We hike,d untilt he end and then up a million stairs or so it seemed to the top of the monastery. And while the hike was hard, it was completely worth iti in the end. We arrived at the top, after winding our way thought the various twists and turns of the mountain and there it was in its simplistic breathtaking beauty. the air was clear, the sky a pristine blue, and the views, spectacular. THere we rested, took it in, made our peace, and settled on the way back down. The ipod came out, the music blasting and a sing along ensued. What a better way to pass the time than singing good oldies like New Kids on the Block while hiking in Petra? The perfect end.

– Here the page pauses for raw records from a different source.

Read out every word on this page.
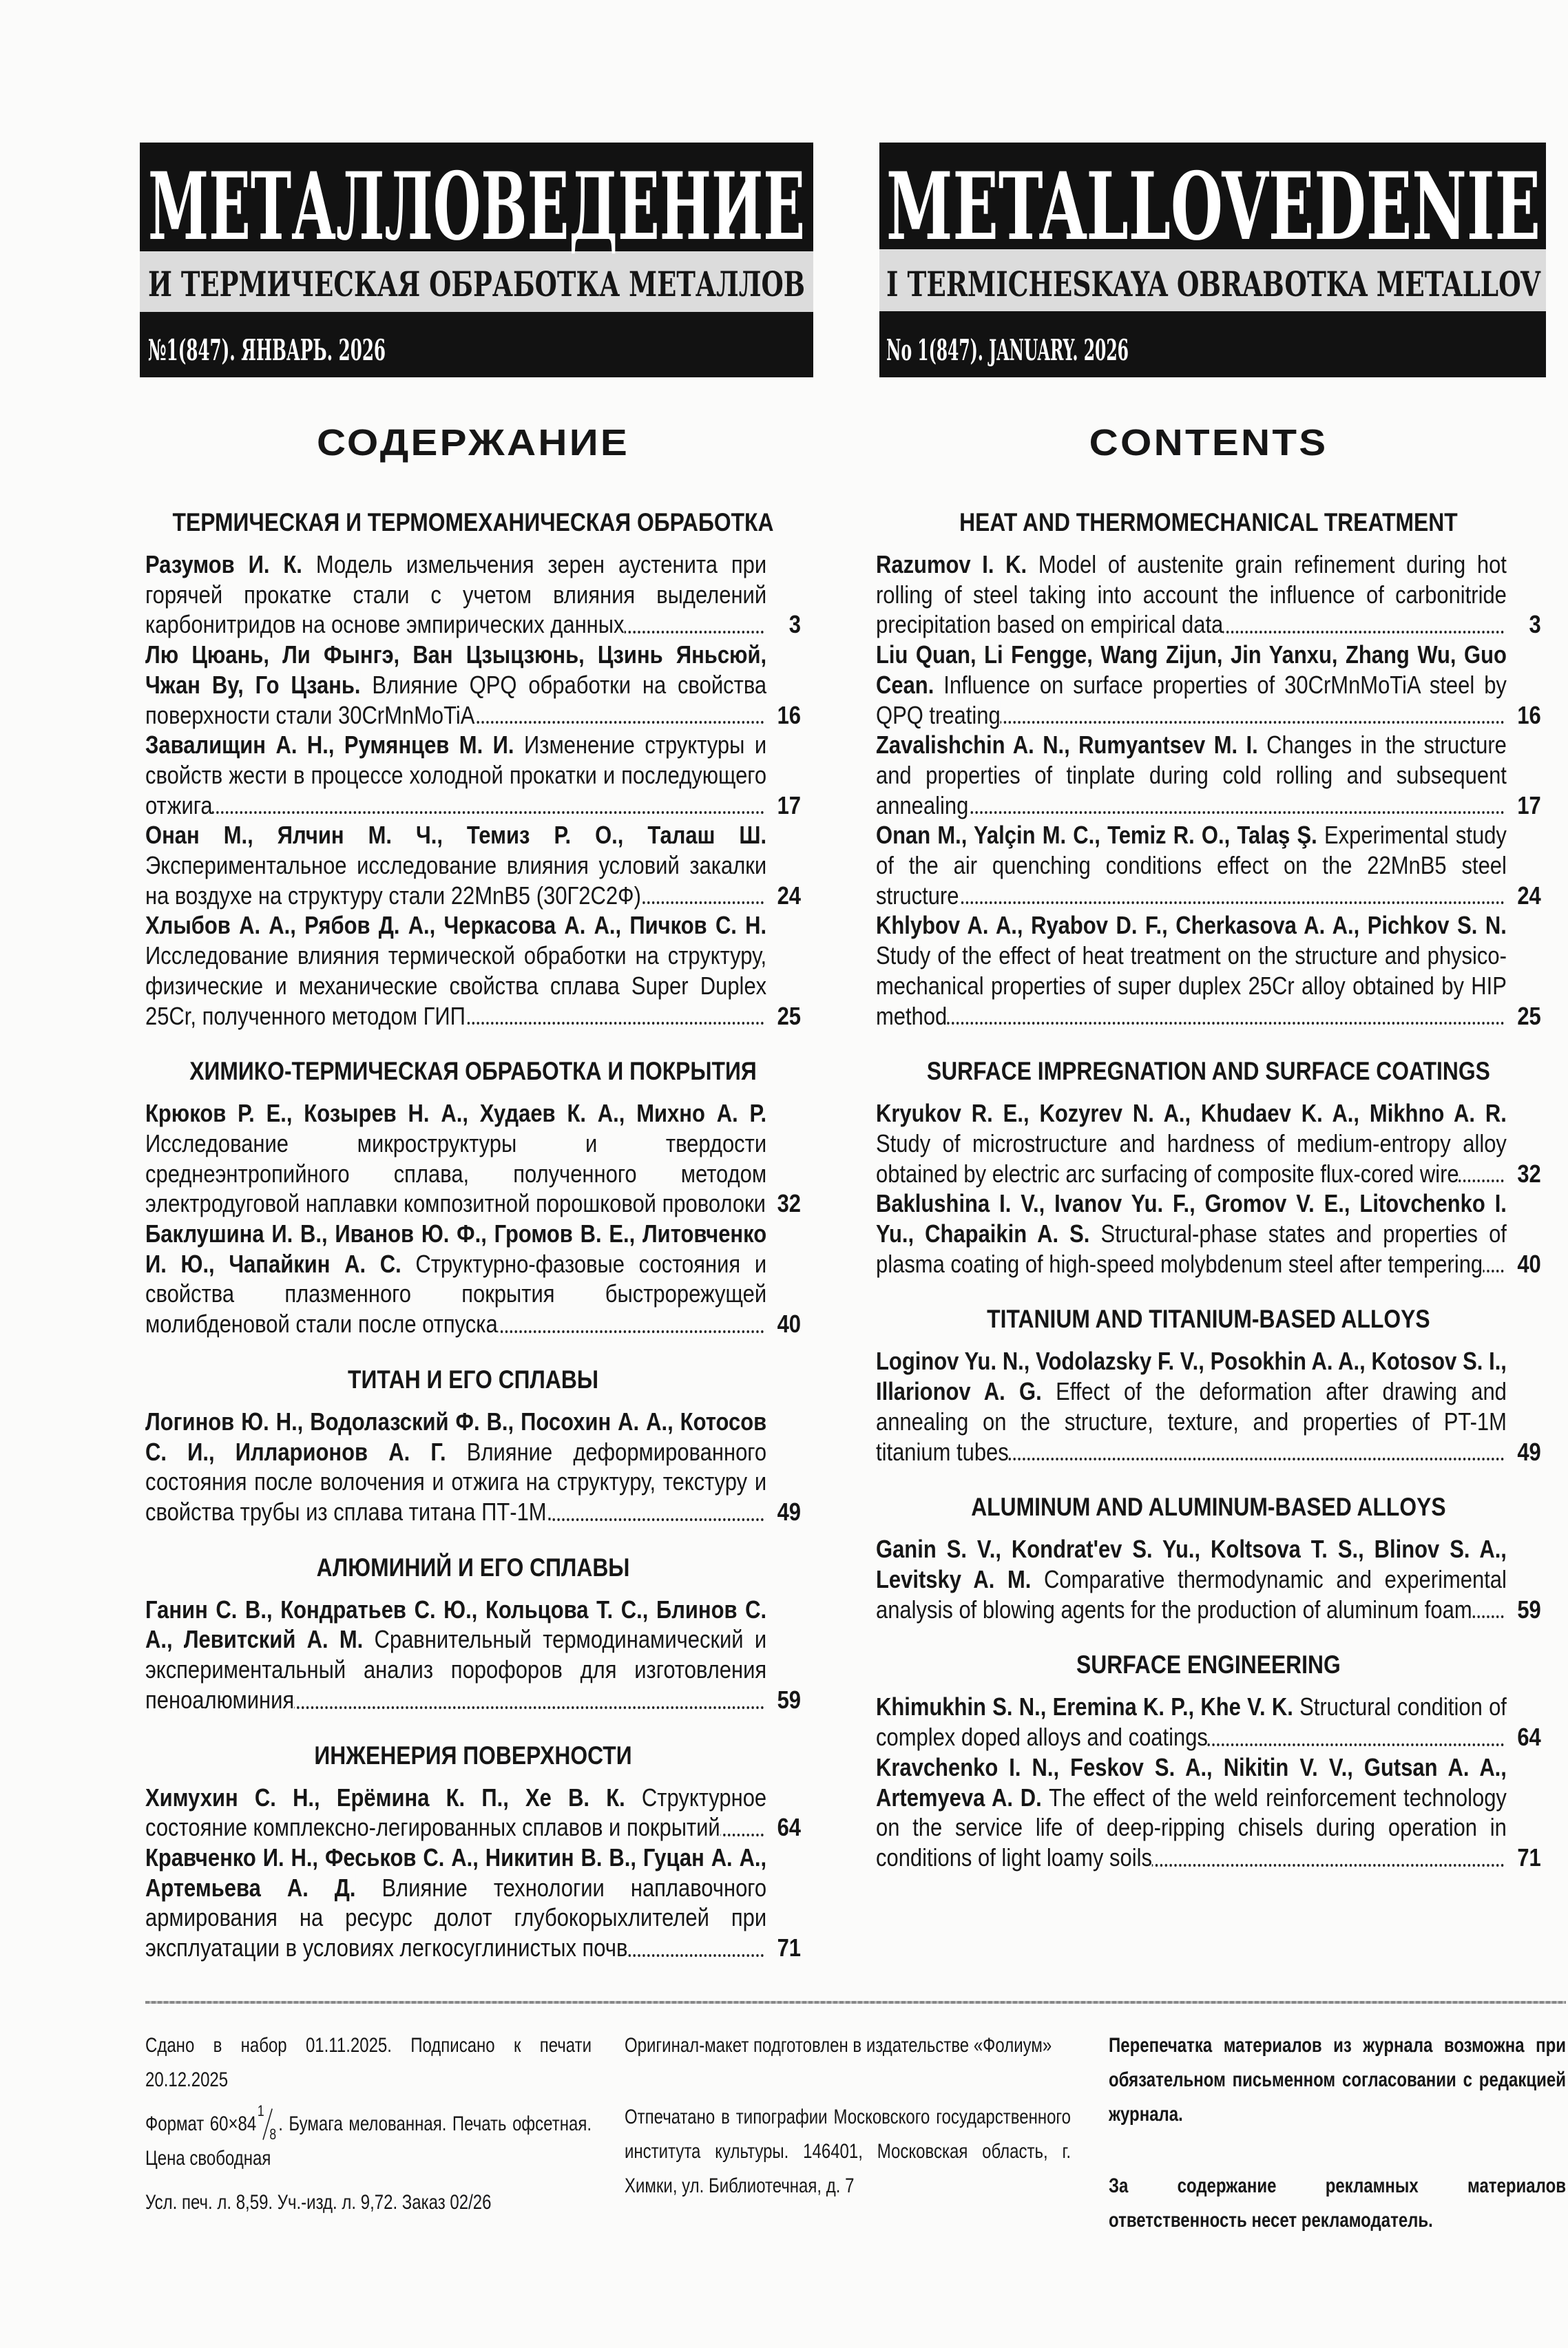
МЕТАЛЛОВЕДЕНИЕ
И ТЕРМИЧЕСКАЯ ОБРАБОТКА МЕТАЛЛОВ
№1(847). ЯНВАРЬ. 2026
METALLOVEDENIE
I TERMICHESKAYA OBRABOTKA METALLOV
No 1(847). JANUARY. 2026
СОДЕРЖАНИЕ	CONTENTS
ТЕРМИЧЕСКАЯ И ТЕРМОМЕХАНИЧЕСКАЯ ОБРАБОТКА
Разумов И. К. Модель измельчения зерен аустенита при горячей прокатке стали с учетом влияния выделений карбонитридов на основе эмпирических данных	3
Лю Цюань, Ли Фынгэ, Ван Цзыцзюнь, Цзинь Яньсюй, Чжан Ву, Го Цзань. Влияние QPQ обработки на свойства поверхности стали 30CrMnMoTiA	16
Завалищин А. Н., Румянцев М. И. Изменение структуры и свойств жести в процессе холодной прокатки и последующего отжига	17
Онан М., Ялчин М. Ч., Темиз Р. О., Талаш Ш. Экспериментальное исследование влияния условий закалки на воздухе на структуру стали 22MnB5 (30Г2С2Ф)	24
Хлыбов А. А., Рябов Д. А., Черкасова А. А., Пичков С. Н. Исследование влияния термической обработки на структуру, физические и механические свойства сплава Super Duplex 25Cr, полученного методом ГИП	25
ХИМИКО-ТЕРМИЧЕСКАЯ ОБРАБОТКА И ПОКРЫТИЯ
Крюков Р. Е., Козырев Н. А., Худаев К. А., Михно А. Р. Исследование микроструктуры и твердости среднеэнтропийного сплава, полученного методом электродуговой наплавки композитной порошковой проволоки 32
Баклушина И. В., Иванов Ю. Ф., Громов В. Е., Литовченко И. Ю., Чапайкин А. С. Структурно-фазовые состояния и свойства плазменного покрытия быстрорежущей молибденовой стали после отпуска	40
ТИТАН И ЕГО СПЛАВЫ
Логинов Ю. Н., Водолазский Ф. В., Посохин А. А., Котосов С. И., Илларионов А. Г. Влияние деформированного состояния после волочения и отжига на структуру, текстуру и свойства трубы из сплава титана ПТ-1М.	49
АЛЮМИНИЙ И ЕГО СПЛАВЫ
Ганин С. В., Кондратьев С. Ю., Кольцова Т. С., Блинов С. А., Левитский А. М. Сравнительный термодинамический и экспериментальный анализ порофоров для изготовления пеноалюминия	59
ИНЖЕНЕРИЯ ПОВЕРХНОСТИ
Химухин С. Н., Ерёмина К. П., Хе В. К. Структурное состояние комплексно-легированных сплавов и покрытий	64
Кравченко И. Н., Феськов С. А., Никитин В. В., Гуцан А. А., Артемьева А. Д. Влияние технологии наплавочного армирования на ресурс долот глубокорыхлителей при эксплуатации в условиях легкосуглинистых почв	71
HEAT AND THERMOMECHANICAL TREATMENT
Razumov I. K. Model of austenite grain refinement during hot rolling of steel taking into account the influence of carbonitride precipitation based on empirical data	3
Liu Quan, Li Fengge, Wang Zijun, Jin Yanxu, Zhang Wu, Guo Cean. Influence on surface properties of 30CrMnMoTiA steel by QPQ treating	16
Zavalishchin A. N., Rumyantsev M. I. Changes in the structure and properties of tinplate during cold rolling and subsequent annealing	17
Onan M., Yalçin M. C., Temiz R. O., Talaş Ş. Experimental study of the air quenching conditions effect on the 22MnB5 steel structure	24
Khlybov A. A., Ryabov D. F., Cherkasova A. A., Pichkov S. N. Study of the effect of heat treatment on the structure and physico-mechanical properties of super duplex 25Cr alloy obtained by HIP method	25
SURFACE IMPREGNATION AND SURFACE COATINGS
Kryukov R. E., Kozyrev N. A., Khudaev K. A., Mikhno A. R. Study of microstructure and hardness of medium-entropy alloy obtained by electric arc surfacing of composite flux-cored wire	32
Baklushina I. V., Ivanov Yu. F., Gromov V. E., Litovchenko I. Yu., Chapaikin A. S. Structural-phase states and properties of plasma coating of high-speed molybdenum steel after tempering	40
TITANIUM AND TITANIUM-BASED ALLOYS
Loginov Yu. N., Vodolazsky F. V., Posokhin A. A., Kotosov S. I., Illarionov A. G. Effect of the deformation after drawing and annealing on the structure, texture, and properties of PT-1M titanium tubes	49
ALUMINUM AND ALUMINUM-BASED ALLOYS
Ganin S. V., Kondrat'ev S. Yu., Koltsova T. S., Blinov S. A., Levitsky A. M. Comparative thermodynamic and experimental analysis of blowing agents for the production of aluminum foam	59
SURFACE ENGINEERING
Khimukhin S. N., Eremina K. P., Khe V. K. Structural condition of complex doped alloys and coatings	64
Kravchenko I. N., Feskov S. A., Nikitin V. V., Gutsan A. A., Artemyeva A. D. The effect of the weld reinforcement technology on the service life of deep-ripping chisels during operation in conditions of light loamy soils	71

Сдано в набор 01.11.2025. Подписано к печати 20.12.2025

Формат 60×84
1
8 . Бумага мелованная. Печать офсетная. Цена свободная

Усл. печ. л. 8,59. Уч.-изд. л. 9,72. Заказ 02/26

Оригинал-макет подготовлен в издательстве «Фолиум»

Отпечатано в типографии Московского государственного института культуры. 146401, Московская область, г. Химки, ул. Библиотечная, д. 7

Перепечатка материалов из журнала возможна при обязательном письменном согласовании с редакцией журнала.

За содержание рекламных материалов ответственность несет рекламодатель.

We found our way to the bottom, ate a fresh lunch of falafel and hummus, and then hiked the hour and some back through the treasury on to the via sacra until we reached the visitors center and our bus. Words cannot describe the beauty of the sunset over the mountains into the valley as we winded our way back down through the mountains. A day of breathtaking, beauty, history amazes me, well worth it. When we reached the border crossing, a strange sense of familiarity and peaceful ness came over me. As safe as I felt in Jordan, it was good to be home, to walk across the border into the land of my ancestors, to my home.